FOLHA – Qual a solução para isso?
CINTRA – Minha proposta é a do imposto único. O governo propõe a criação de um
imposto único sobre o valor agregado [o IVA]. Ele junta todos os impostos num
só, mas sobre o valor agregado.
A proposta que defendo é a do imposto único sobre a movimentação financeira. A
proposta do governo não reduz a burocracia. Continua tendo um sistema
fortemente declaratório, com altíssimos custos operacionais, com enorme margem
de sonegação, de evasão e de elisão. Minha proposta leva a um sistema
absolutamente automatizado, com custo operacional zero, que reduz os custos
das obrigações acessórias tributárias dos contribuintes, e que é capaz de
gerar a mesma arrecadação, como a experiência da CPMF vem comprovando. Uma
base tributária universal, sem sonegação.
FOLHA – A reforma implicaria redução da carga tributária?
CINTRA – Reforma não implica discutir carga tributária. Reforma quer dizer:
vamos discutir a melhor maneira de arrecadar. Mas arrecadar quanto? Como são
gastos os recursos e quais as prioridades da sociedade? Aí vamos ter uma
discussão ampla e uma reforma fiscal. A tributária é só um ângulo da fiscal.
Hoje, a carga tributária é alta. O Estado é muito maior do que a sociedade é
capaz de suportar.
FOLHA – Como o sr. vê as recentes medidas tomadas pelo governo?
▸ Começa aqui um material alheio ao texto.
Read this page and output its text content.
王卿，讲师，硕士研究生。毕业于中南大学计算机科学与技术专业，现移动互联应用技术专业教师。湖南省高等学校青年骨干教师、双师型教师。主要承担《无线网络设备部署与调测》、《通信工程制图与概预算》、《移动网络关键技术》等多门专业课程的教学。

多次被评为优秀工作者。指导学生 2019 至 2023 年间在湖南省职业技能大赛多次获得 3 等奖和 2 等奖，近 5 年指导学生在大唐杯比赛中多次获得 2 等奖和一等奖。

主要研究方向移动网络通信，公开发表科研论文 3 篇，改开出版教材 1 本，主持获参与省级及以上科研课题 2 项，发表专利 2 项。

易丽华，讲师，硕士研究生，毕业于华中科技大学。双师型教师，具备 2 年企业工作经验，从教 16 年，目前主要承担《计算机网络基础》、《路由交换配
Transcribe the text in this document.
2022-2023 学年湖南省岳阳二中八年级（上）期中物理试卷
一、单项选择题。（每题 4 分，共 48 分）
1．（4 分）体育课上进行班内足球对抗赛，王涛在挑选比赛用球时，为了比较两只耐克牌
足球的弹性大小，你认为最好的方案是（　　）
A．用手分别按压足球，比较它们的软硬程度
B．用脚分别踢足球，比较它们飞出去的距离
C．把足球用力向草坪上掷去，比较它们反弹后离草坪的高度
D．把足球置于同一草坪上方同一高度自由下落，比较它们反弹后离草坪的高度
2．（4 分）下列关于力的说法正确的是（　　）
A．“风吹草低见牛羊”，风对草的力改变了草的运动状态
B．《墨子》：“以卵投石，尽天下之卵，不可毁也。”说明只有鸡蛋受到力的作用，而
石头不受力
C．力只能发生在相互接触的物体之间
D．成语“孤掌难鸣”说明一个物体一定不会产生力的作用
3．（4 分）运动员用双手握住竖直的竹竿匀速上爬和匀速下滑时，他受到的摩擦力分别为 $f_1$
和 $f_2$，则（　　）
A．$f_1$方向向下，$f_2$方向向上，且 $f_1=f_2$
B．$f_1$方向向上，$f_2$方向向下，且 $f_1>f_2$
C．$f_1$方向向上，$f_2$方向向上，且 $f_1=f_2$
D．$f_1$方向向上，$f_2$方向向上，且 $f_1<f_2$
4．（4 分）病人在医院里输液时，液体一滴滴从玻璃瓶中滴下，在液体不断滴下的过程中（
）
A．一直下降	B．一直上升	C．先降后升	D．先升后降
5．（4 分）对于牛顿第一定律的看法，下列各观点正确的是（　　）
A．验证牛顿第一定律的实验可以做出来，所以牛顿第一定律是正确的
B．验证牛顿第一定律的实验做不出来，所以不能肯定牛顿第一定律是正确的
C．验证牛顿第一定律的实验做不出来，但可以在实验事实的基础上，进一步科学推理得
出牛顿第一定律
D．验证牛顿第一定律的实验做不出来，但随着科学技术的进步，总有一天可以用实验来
CINTRA – Está havendo, de fato, uma desoneração. Fala-se muito agora na
desoneração da folha de pagamento das empresas, um item fortemente tributado.
O ministro [da Fazenda] Guido Mantega tem dito que poderá, eventualmente,
avaliar o uso de parte da arrecadação da CPMF na desoneração da contribuição
patronal sobre a folha de salários, reduzindo-a de 20% para 15% ou 10%.
FOLHA – A grande maioria é contra a continuidade da CPMF. O sr. é uma voz
isolada a favor. Por quê?
CINTRA – Essas vozes isoladas estão cada vez mais sendo ouvidas. Vemos artigos
pedindo a eliminação de outros tributos que são muito mais perversos e muito
mais ineficientes do que a CPMF. A campanha não é contra a CPMF, mas é mais
uma reação contra a carga tributária.
Acho mais proveitoso para a sociedade eliminar outros tributos, como a Cofins,
e sobre a folha de salários. O adicional de 10% do IR na fonte [que elevou a
alíquota de 25% para 27,5%] também poderia ser eliminado. Acho que seria um
esforço mais inteligente de controle da excessiva carga.
FOLHA – Um tributo em cascata como a CPMF distorce os preços?
CINTRA – A critica que ainda se faz é que, por ser um tributo em cascata, ele
incide sobre o processo de produção e acaba distorcendo os preços relativos.
Já provei, com números do IBGE -simulando os efeitos de um tributo
não-cumulativo com um cumulativo-, que um tributo em cascata com alíquota
baixa introduz menos distorções do que um tributo sobre o valor agregado com
alíquota alta. Um IVA sempre exigirá uma alíquota pelo menos oito vezes maior
para gerar a mesma arrecadação. Motivos: ele tem créditos, é facilmente
sonegável e tem custos muito elevados.
FOLHA – Significa que o imposto único seria melhor do que o IVA?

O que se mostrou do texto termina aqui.